There's already a de-facto censorship imposed on the content of textbooks and classroom reading materials by the commercialism involved in school district purchasing almost everywhere in the country.  Unless items are on some sort of "bid list," or available from "approved vendors" who have negotiated contracts to provide them using scarce resources, the only way certain items can find their way into classrooms is by the teacher purchasing them for themselves, and then sharing them with their students  Try to get a classroom copy of Howard Zinn's A People's History of the United States, or Jill Lepore's These Truths: A History of the United States from a school district's approved "bid list" of vendors. 

The Free Marketplace of Ideas is Energized by Censorship 

I think we are about to see just how creative a group of teachers and college professors can be in helping their students have access to all kinds of ideas as the censorship of the state government motivates the curiosity of those who will now be looking to learn all about what their governor doesn't want them to know.  Educators in America have done an outstanding job of finding ways to exercise their academic freedom.  We've already seen some examples of this. 
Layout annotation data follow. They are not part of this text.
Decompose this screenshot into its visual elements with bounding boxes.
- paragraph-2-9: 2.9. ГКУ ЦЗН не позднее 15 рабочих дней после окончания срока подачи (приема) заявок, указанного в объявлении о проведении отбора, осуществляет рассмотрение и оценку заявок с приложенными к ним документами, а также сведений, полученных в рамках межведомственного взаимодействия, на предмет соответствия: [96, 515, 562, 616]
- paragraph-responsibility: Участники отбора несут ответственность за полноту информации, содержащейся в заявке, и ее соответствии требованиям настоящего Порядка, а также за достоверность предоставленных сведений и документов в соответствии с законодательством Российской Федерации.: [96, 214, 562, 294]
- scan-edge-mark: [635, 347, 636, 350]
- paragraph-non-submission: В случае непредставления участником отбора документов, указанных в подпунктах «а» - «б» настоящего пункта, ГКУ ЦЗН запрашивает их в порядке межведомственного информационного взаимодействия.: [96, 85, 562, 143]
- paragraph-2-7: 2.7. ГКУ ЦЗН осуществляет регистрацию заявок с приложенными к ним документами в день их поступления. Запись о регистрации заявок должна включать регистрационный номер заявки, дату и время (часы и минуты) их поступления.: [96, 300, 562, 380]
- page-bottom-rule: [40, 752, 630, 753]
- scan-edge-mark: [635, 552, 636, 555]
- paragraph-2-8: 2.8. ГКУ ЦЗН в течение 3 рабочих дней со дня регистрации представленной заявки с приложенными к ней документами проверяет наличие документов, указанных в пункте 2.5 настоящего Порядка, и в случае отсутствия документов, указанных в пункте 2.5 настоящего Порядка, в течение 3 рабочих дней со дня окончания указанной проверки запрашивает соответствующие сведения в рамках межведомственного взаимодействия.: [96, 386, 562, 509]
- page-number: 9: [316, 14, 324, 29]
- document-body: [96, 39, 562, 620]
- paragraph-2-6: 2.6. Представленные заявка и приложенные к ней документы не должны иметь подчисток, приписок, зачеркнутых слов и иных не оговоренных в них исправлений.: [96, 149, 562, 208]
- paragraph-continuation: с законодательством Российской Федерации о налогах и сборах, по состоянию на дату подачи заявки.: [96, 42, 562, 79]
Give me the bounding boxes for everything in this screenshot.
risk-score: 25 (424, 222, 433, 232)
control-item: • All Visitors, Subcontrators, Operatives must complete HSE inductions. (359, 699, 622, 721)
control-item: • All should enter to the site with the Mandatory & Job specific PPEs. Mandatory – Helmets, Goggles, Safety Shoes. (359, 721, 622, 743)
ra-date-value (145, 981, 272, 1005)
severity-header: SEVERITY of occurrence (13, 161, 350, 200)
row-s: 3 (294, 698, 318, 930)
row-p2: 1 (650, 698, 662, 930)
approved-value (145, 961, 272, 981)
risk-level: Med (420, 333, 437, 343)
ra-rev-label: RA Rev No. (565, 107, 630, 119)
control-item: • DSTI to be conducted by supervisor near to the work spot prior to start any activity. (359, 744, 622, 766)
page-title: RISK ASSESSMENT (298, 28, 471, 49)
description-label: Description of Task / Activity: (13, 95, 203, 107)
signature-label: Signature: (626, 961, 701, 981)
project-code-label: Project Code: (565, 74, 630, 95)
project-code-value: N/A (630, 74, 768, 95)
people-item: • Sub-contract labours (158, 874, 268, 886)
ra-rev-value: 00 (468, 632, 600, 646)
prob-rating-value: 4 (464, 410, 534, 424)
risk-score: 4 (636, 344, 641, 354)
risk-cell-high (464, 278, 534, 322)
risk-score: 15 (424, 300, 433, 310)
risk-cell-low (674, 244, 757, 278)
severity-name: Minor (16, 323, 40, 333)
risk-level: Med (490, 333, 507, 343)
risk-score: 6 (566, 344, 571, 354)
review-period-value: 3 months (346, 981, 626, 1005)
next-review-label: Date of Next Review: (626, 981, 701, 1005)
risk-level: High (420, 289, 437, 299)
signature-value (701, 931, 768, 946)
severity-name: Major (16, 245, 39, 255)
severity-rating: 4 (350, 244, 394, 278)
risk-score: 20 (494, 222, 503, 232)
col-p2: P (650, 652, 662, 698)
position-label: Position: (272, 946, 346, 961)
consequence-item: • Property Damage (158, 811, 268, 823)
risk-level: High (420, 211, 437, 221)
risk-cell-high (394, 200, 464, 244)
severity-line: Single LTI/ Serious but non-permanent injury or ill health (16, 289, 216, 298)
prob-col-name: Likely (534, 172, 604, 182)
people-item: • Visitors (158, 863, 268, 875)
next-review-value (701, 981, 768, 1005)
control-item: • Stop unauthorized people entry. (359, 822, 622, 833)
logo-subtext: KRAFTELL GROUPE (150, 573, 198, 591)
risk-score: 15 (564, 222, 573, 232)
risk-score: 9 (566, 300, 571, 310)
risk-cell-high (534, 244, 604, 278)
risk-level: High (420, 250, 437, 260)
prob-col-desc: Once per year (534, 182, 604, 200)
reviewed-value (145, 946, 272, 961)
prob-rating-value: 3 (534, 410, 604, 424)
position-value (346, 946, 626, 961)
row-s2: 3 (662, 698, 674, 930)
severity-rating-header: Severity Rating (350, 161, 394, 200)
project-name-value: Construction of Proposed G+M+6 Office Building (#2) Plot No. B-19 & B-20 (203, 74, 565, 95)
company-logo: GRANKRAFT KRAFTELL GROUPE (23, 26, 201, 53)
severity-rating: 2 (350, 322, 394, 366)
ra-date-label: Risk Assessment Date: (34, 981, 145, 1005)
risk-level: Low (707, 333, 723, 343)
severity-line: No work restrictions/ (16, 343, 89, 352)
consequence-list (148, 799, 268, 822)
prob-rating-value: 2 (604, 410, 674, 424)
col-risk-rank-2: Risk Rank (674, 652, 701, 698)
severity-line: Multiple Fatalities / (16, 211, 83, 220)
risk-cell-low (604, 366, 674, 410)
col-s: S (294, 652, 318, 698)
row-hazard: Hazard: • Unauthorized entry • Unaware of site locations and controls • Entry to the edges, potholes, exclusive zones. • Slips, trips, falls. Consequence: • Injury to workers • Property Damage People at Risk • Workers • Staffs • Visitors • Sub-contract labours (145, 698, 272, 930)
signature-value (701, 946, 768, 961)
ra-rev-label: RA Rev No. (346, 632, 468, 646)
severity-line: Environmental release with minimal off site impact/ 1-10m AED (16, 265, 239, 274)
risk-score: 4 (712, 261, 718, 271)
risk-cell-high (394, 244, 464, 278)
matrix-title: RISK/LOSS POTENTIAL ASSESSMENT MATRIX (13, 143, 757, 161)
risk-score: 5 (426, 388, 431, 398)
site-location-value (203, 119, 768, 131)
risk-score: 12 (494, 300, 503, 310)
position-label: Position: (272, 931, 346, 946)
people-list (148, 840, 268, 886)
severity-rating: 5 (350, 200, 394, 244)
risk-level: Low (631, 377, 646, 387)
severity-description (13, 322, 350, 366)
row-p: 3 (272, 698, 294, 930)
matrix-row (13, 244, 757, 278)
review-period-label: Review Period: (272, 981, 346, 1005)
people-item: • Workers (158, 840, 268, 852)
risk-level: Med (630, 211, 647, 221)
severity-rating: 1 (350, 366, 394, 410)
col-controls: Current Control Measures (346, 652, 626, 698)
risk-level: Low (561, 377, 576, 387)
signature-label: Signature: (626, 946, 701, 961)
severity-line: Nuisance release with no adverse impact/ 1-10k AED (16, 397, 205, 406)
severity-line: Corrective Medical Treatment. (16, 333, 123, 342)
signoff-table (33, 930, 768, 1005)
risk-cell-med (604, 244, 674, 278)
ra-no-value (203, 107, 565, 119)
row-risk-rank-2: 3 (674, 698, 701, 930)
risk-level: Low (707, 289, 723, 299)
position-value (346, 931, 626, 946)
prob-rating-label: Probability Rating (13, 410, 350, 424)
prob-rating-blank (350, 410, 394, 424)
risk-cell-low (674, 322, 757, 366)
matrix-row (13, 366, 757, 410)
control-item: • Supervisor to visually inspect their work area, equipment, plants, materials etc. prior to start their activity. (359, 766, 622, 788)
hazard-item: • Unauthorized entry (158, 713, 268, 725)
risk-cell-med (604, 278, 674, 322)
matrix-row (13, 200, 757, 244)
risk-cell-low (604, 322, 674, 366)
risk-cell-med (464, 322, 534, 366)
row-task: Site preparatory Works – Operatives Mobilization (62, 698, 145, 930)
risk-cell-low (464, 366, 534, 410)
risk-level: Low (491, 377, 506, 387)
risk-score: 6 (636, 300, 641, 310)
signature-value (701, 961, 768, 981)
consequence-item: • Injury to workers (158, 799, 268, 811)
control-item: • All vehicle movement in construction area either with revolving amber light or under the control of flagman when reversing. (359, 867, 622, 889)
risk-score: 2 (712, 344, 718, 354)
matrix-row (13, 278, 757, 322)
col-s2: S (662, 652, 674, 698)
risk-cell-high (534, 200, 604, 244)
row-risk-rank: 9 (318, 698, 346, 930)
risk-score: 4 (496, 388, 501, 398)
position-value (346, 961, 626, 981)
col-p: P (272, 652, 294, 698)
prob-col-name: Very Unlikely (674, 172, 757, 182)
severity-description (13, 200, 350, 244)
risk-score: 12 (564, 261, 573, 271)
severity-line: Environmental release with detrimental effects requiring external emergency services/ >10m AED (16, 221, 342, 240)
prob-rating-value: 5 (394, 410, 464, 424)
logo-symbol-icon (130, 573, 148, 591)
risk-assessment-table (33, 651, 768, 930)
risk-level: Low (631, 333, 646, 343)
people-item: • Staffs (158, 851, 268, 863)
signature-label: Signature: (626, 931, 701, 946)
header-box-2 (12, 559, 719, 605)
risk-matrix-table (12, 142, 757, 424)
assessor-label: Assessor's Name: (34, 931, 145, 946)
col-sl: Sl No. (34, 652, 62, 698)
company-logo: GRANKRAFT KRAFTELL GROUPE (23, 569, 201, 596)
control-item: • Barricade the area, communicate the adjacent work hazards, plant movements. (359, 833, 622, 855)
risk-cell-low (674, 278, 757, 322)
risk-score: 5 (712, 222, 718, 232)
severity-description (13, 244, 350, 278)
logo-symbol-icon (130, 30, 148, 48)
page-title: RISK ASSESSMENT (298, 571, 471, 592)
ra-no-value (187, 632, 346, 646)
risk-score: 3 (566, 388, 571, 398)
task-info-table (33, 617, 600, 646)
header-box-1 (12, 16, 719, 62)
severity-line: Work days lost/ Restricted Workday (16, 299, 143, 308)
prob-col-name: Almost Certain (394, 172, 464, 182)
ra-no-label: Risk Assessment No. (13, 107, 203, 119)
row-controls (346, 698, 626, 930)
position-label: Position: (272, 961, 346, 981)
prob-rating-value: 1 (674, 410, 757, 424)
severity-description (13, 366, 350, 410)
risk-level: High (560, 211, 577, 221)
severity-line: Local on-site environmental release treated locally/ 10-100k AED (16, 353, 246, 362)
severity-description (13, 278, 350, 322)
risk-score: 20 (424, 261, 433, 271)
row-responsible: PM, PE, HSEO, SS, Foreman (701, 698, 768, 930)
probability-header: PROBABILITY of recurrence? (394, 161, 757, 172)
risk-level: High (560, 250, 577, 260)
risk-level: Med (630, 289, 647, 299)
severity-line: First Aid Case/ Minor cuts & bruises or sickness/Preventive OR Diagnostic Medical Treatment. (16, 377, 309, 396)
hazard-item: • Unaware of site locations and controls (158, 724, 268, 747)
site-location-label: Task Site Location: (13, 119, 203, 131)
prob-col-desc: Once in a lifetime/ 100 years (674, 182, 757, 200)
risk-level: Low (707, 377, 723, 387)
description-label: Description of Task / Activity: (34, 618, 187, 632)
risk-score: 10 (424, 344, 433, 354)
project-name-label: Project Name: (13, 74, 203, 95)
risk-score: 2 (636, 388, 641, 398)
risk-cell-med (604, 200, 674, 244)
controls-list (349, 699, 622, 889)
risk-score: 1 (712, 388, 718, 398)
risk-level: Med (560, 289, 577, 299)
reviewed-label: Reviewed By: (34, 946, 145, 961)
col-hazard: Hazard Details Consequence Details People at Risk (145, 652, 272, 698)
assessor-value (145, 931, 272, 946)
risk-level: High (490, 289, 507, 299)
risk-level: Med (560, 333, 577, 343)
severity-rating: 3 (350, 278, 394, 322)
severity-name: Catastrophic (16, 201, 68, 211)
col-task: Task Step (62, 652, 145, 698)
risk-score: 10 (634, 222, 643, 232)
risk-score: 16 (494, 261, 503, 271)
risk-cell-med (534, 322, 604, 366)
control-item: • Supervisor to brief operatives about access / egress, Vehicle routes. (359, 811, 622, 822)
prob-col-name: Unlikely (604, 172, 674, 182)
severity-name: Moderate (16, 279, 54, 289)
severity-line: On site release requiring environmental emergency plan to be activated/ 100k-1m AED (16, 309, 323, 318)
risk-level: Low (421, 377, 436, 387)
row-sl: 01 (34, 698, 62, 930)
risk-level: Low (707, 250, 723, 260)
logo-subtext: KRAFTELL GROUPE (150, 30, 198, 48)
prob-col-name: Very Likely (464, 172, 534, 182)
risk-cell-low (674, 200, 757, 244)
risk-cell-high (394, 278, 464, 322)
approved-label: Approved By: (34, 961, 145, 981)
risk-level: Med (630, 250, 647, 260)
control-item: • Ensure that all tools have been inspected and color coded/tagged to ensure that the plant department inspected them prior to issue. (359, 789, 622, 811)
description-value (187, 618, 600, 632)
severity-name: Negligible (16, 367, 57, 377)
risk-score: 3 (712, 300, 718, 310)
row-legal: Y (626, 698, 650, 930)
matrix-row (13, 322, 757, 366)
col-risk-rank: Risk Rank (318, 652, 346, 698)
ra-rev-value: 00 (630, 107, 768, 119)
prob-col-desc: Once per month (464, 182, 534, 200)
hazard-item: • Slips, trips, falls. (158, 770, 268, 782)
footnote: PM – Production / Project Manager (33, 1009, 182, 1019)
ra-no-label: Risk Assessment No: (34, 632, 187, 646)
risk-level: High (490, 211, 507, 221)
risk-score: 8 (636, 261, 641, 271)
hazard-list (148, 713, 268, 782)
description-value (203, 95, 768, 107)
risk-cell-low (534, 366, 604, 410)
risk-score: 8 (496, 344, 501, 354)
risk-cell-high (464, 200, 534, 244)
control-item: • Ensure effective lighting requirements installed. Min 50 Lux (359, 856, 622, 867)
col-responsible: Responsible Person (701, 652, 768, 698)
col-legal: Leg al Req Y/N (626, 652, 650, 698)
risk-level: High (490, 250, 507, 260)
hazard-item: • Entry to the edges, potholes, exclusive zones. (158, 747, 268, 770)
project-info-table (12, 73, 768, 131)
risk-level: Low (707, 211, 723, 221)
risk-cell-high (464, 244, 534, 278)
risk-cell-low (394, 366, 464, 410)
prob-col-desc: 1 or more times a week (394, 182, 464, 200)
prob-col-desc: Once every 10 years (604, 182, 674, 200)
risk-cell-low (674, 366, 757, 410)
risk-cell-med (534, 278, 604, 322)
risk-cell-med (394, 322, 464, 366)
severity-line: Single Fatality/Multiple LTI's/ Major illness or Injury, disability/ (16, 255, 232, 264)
Though it was not really being taught in elementary schools or high schools, and wasn't being promoted by colleges and universities, all of the wailing done by extremist conservatives over Critical Race Theory had the effect of moving it front and center, and causing educators and students alike to investigate to find out what it was all about, and why the extremist right saw it as such a danger.  Now, their opposition to its presence in a marketplace of free ideas marks them as white supremacists and racists and its proponents, advocates, apologists and the experts who have written books to explain the theory and its dynamics are front and center in the media, with far greater coverage than they ever had before.  
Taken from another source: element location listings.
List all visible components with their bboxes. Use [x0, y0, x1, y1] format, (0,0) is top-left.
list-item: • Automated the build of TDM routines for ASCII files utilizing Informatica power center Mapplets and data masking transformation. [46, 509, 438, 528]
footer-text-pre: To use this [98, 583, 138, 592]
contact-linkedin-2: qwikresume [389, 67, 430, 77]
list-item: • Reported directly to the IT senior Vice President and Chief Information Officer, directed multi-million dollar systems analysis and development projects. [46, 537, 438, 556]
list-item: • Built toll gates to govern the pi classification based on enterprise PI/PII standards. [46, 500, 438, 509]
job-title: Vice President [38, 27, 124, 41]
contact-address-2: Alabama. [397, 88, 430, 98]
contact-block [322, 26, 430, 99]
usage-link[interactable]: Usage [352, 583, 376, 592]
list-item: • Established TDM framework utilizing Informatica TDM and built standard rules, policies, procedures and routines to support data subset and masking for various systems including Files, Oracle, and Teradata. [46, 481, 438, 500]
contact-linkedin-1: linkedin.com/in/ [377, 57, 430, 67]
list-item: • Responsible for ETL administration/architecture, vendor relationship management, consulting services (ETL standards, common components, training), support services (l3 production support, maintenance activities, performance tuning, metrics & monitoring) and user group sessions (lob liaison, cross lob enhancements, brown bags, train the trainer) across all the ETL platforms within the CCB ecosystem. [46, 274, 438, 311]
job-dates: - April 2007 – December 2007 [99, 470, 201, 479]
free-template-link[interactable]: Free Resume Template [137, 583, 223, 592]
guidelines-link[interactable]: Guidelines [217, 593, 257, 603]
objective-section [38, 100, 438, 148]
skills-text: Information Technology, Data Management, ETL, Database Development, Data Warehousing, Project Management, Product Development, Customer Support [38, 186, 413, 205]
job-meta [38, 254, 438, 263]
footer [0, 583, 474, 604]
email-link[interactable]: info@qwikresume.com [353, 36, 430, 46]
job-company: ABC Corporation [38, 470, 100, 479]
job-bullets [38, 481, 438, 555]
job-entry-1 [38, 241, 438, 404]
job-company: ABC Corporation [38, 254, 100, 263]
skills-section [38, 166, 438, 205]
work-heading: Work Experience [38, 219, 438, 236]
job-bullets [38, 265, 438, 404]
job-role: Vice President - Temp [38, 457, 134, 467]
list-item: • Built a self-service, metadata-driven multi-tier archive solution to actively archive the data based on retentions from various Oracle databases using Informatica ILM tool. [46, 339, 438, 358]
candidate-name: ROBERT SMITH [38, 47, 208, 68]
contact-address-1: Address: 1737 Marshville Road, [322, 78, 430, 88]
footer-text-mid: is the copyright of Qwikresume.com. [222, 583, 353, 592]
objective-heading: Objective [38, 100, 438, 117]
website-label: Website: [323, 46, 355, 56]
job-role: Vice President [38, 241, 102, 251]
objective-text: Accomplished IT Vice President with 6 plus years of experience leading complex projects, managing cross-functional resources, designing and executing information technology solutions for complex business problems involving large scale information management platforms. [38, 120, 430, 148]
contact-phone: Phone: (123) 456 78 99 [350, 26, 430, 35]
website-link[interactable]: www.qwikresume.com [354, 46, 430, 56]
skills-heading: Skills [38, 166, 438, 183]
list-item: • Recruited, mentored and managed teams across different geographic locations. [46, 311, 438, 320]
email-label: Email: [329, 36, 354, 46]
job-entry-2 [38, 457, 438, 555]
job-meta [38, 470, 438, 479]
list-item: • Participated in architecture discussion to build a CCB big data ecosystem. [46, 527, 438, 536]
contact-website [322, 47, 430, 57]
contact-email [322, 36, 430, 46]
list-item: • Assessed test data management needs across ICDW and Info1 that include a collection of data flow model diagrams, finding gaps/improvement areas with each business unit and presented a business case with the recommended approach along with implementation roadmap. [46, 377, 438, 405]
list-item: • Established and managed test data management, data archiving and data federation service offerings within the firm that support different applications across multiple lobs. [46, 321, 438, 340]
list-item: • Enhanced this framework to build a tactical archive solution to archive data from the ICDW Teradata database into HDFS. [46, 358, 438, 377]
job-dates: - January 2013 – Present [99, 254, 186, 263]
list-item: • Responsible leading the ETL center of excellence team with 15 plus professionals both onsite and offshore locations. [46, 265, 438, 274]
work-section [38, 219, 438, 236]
Even in a restrictive, controlled environment like the Southern Baptist Convention, the exposure caused by the passage of Resolution 9 back in 2019 opened the door to discussion of the issue of Critical Race Theory and the education of those who knew almost nothing about it except as a political cannonball.  The result of that controversy wound up calling into question the credibility of those who initially tried to bring a resolution full of inaccuracies and false pretenses, pushed into the convention by extremist right wing political activists, and a discussion across a much wider spectrum of the denomination's churches.  At the two subsequent annual meetings of Southern Baptists since then, attempts to rescind the resolution have been overwhelmingly squelched, and none of those nominated for denominational offices who were opposed to the resolution that passed have come close to being elected.  

Common sense and the freedom of conscience go hand in hand.  They are the foundation of our constitutional democracy.  We wish teachers, professors and educators everywhere success in overcoming the censorship of small-minded governors and biased, uninformed and ignorant state legislators and in giving their students the intellectual gift of critical thinking.